こういう日(無垢の人から理性の人への変化)は誰にでも来るものですけれど、読者としてはちょっと寂しい。無邪気なままでいてほしいなあ、なんて思ってしまいます。
6.母に付き添う青年
でも、物語の終盤を読むと、この子がやさしい青年に成長していることにほっこりとさせられます。
ぼくが十六、七歳になっても、サン・ピエトロ行きはまだ続いた。病弱な息子に日光浴をさせるためにヨーロッパを縦断しなければならない、という義務感からはじまった毎年の習慣が、今では母の人生の息抜きへと変化していた。夏期に養生する必要がなくなってからもずっと、ぼくたちの旅は繰り返された。ただし母とぼくの役割は逆転して、ぼくの方が同情を感じて付き添って行くようになった。(P.64)
母と父の関係について触れておくと、「ぼくの子ども時代、父と母の愛はすでに消え去っていた」(P.63)、「リンヴィクでは父が母以外の女たちと交際を続けた。」(P.64)とあります。
こうした状況なので、母にとってサン・ピエトロ行きは文字通り「人生の息抜き」になっていたと思いますし、その息抜きに付き合ってあげている息子のやさしさが素敵ですね。この辺りは好きなくだりです。
7.作品名が象徴するもの
作品のタイトルが「サン・ピエトロの煙の木」になっている点も好きです。
パイエ氏はなぜかサン・ピエトロの煙の木が夕方に香りを漂わせると勘違いしています。
母は声を上げて笑い、ムッシュー・パイエも大笑いした。
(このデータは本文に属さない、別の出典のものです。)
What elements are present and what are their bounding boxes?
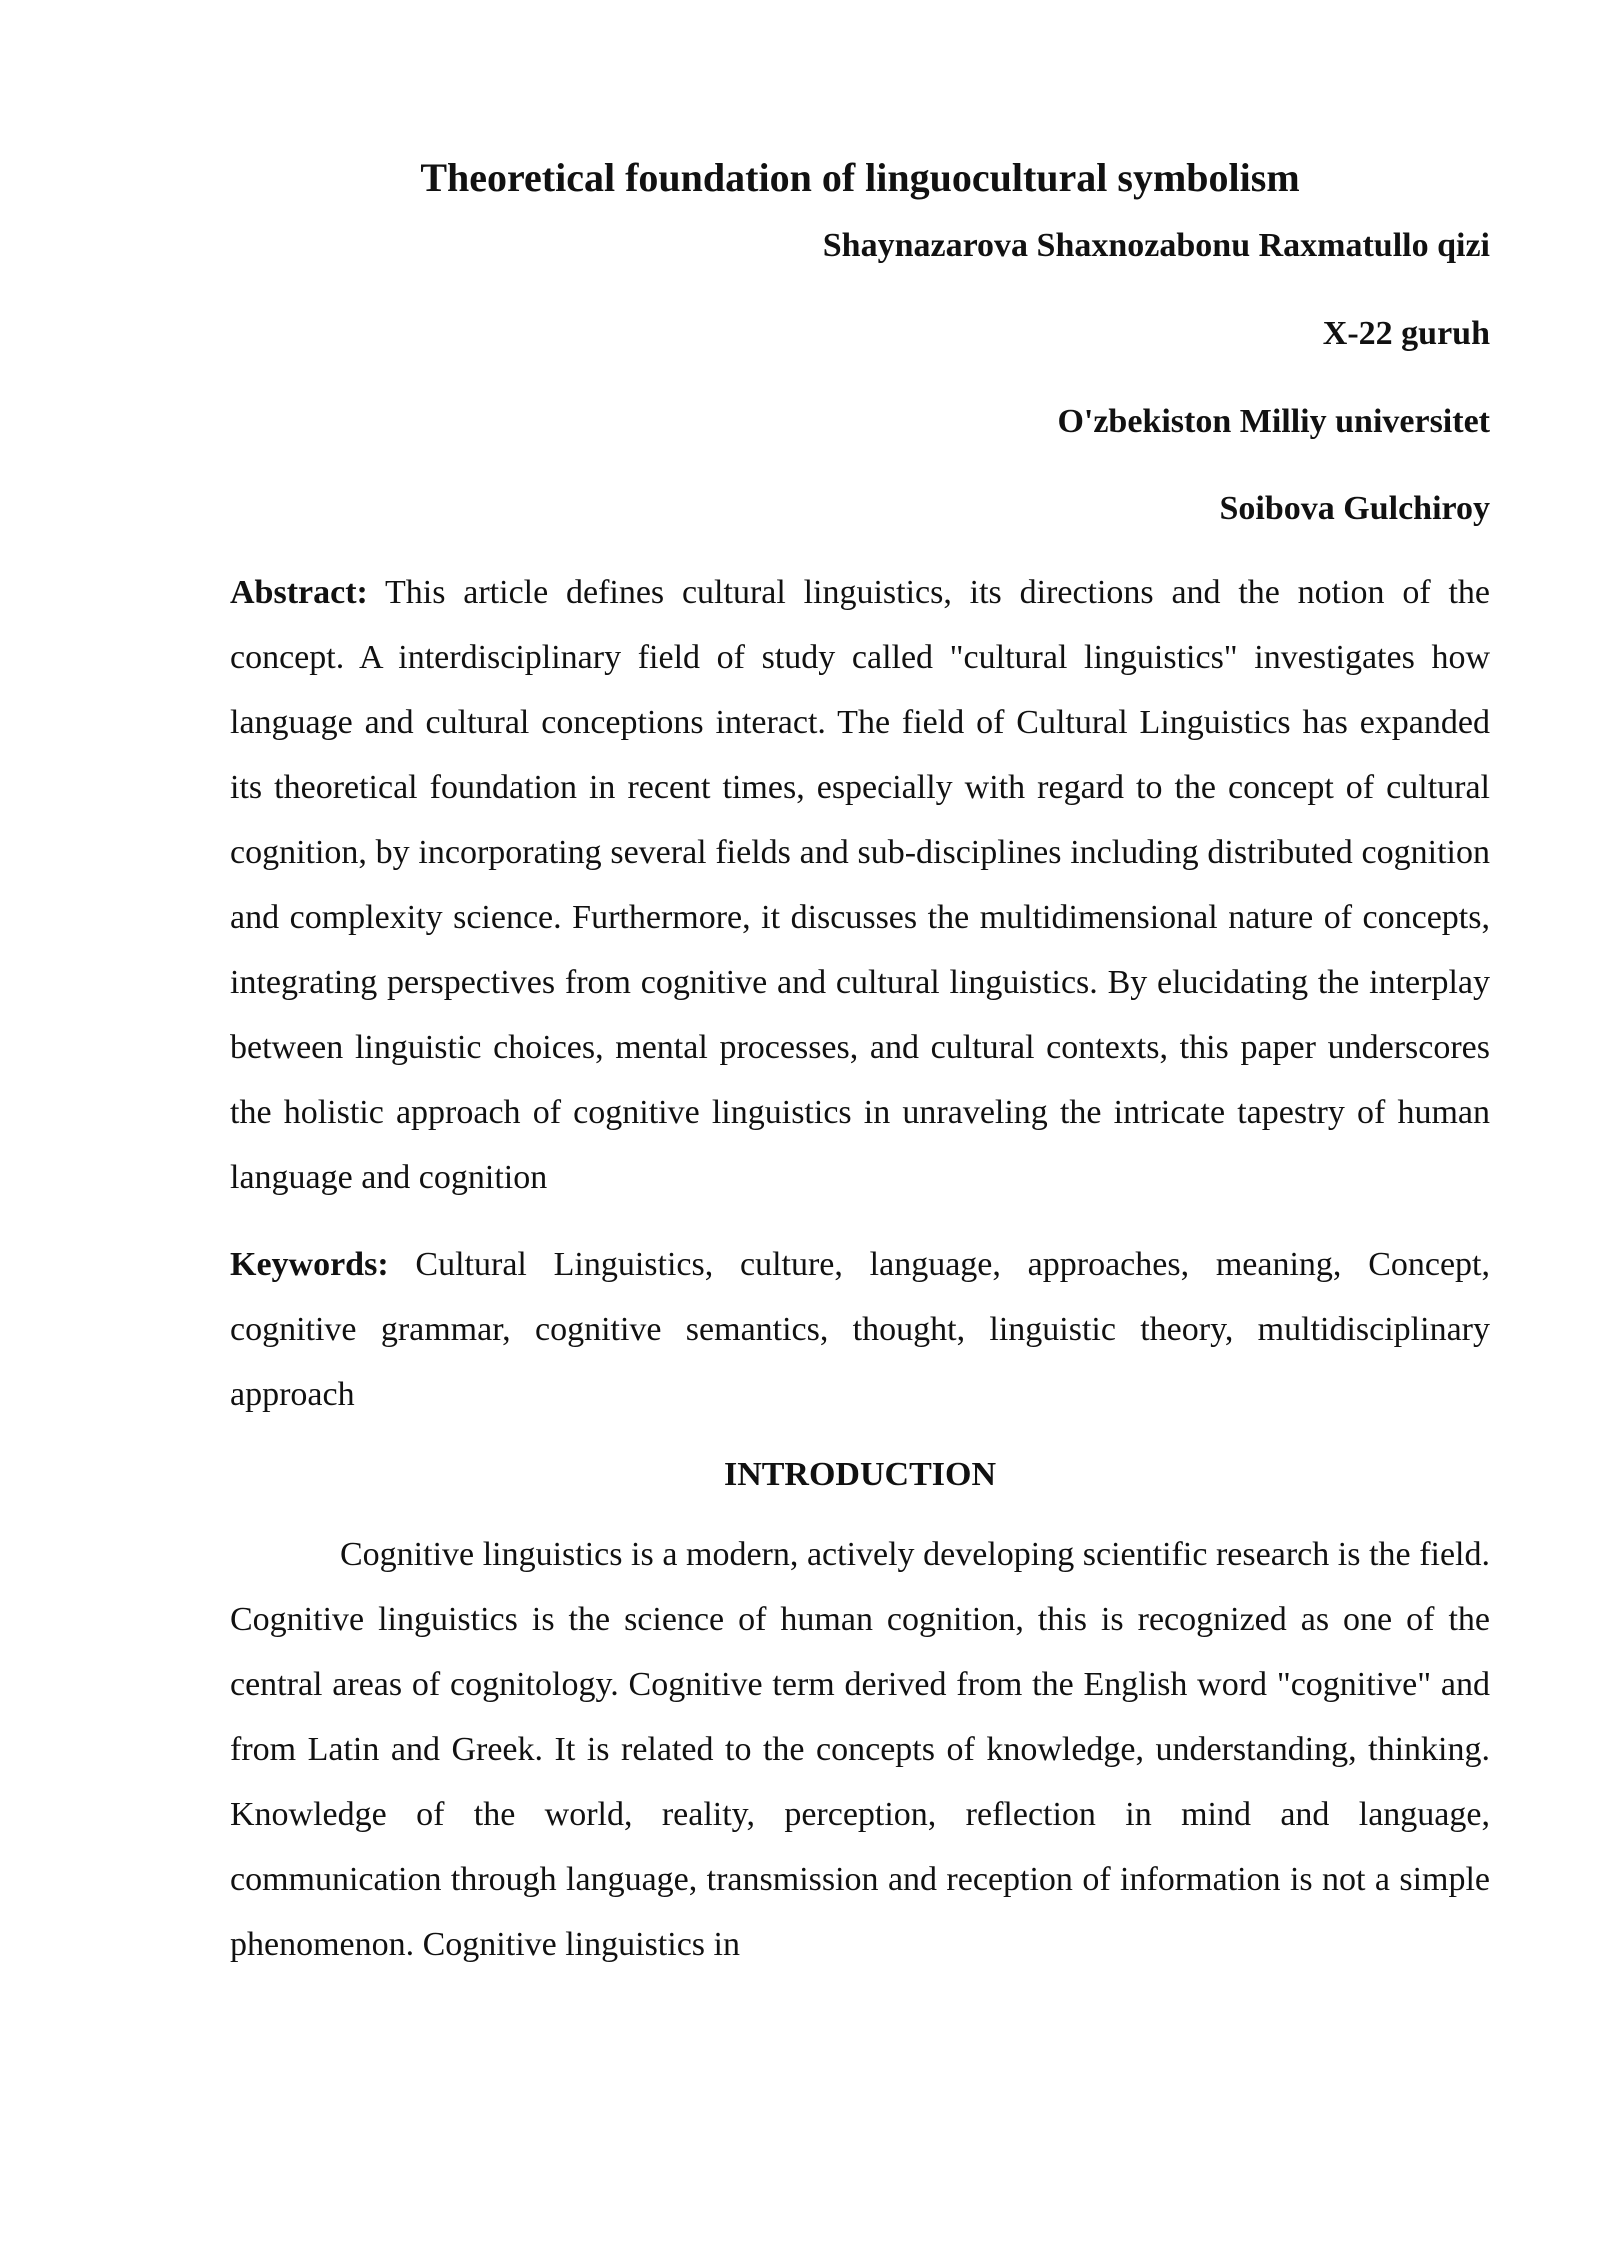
keywords-label: Keywords: <box>230 1246 389 1284</box>
author-university: O'zbekiston Milliy universitet <box>1057 402 1490 440</box>
author-group: X-22 guruh <box>1322 314 1490 352</box>
author-name: Shaynazarova Shaxnozabonu Raxmatullo qizi <box>822 227 1490 264</box>
document-page <box>230 140 1490 1977</box>
paper-title: Theoretical foundation of linguocultural symbolism <box>420 155 1300 200</box>
keywords-paragraph <box>230 1232 1490 1427</box>
keywords-text: Cultural Linguistics, culture, language, approaches, meaning, Concept, cognitive grammar, cognitive semantics, thought, linguistic theory, multidisciplinary approach <box>230 1246 1490 1414</box>
supervisor-name: Soibova Gulchiroy <box>1219 490 1490 528</box>
introduction-heading: INTRODUCTION <box>723 1456 997 1494</box>
abstract-label: Abstract: <box>230 574 368 612</box>
abstract-text: This article defines cultural linguistics, its directions and the notion of the concept. A interdisciplinary field of study called "cultural linguistics" investigates how language and cultural conceptions interact. The field of Cultural Linguistics has expanded its theoretical foundation in recent times, especially with regard to the concept of cultural cognition, by incorporating several fields and sub-disciplines including distributed cognition and complexity science. Furthermore, it discusses the multidimensional nature of concepts, integrating perspectives from cognitive and cultural linguistics. By elucidating the interplay between linguistic choices, mental processes, and cultural contexts, this paper underscores the holistic approach of cognitive linguistics in unraveling the intricate tapestry of human language and cognition <box>230 574 1490 1197</box>
abstract-paragraph <box>230 560 1490 1210</box>
introduction-paragraph: Cognitive linguistics is a modern, actively developing scientific research is the field. Cognitive linguistics is the science of human cognition, this is recognized as one of the central areas of cognitology. Cognitive term derived from the English word "cognitive" and from Latin and Greek. It is related to the concepts of knowledge, understanding, thinking. Knowledge of the world, reality, perception, reflection in mind and language, communication through language, transmission and reception of information is not a simple phenomenon. Cognitive linguistics in <box>230 1535 1490 1963</box>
いつからそうなったのか、ぼくにははっきり言えなかったものの、煙の木は夕方芳香を放つという彼の勘違いが、母とムッシュー・パイエの間だけで通じるジョークになったようだった。(P.57)
この記述から分かるとおり、作品のタイトルは母とパイエ氏の関係を象徴するものになっています。このことが分かった時も、僕はほっこりしました。「素敵なタイトルじゃないですか(T_T)」と。
8.ただ不幸でもなく、ただ幸せでもなく
既にお分かりのとおり、この物語はいわゆる「普通の」ハッピーストーリーではないんですよね。
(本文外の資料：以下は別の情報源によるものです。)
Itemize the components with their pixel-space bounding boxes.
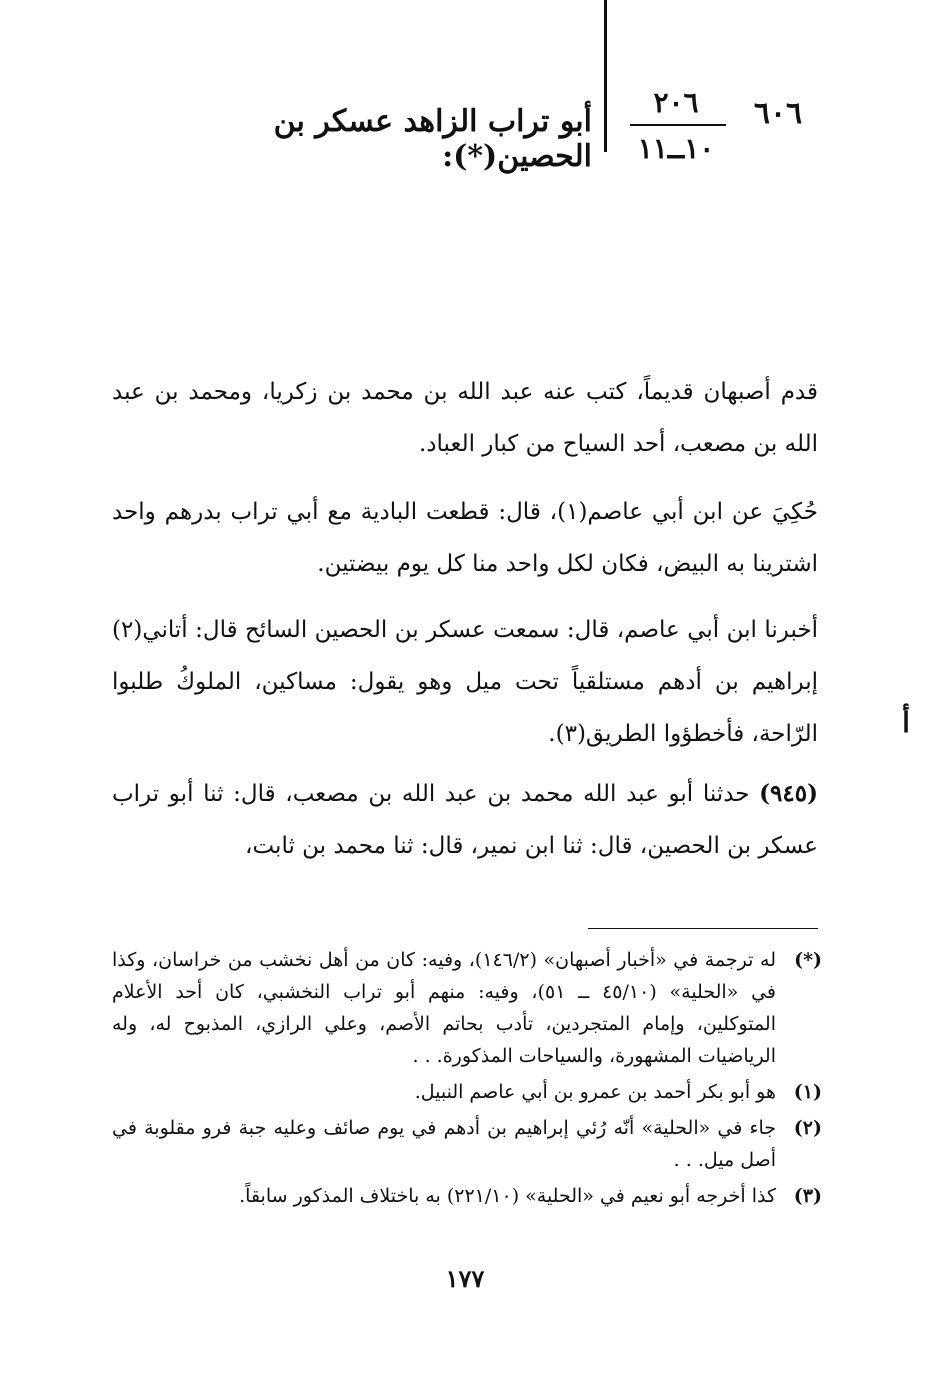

全体を見れば、母と父は上手く行っておらず、パイエ氏も妻に問題を抱えています。そして、母とパイエ氏の関係は実質的に不倫関係です。この外形を見ると(世間的には)不健全な状況です。
でも、お互いに問題と寂しさを抱えるパイエ氏と母が夏期の逢瀬を楽しみ、それに息子が寄り添っているという点においてはハッピーな物語です。
このアンビバレントな所も、この作品の魅力の1つだと思います。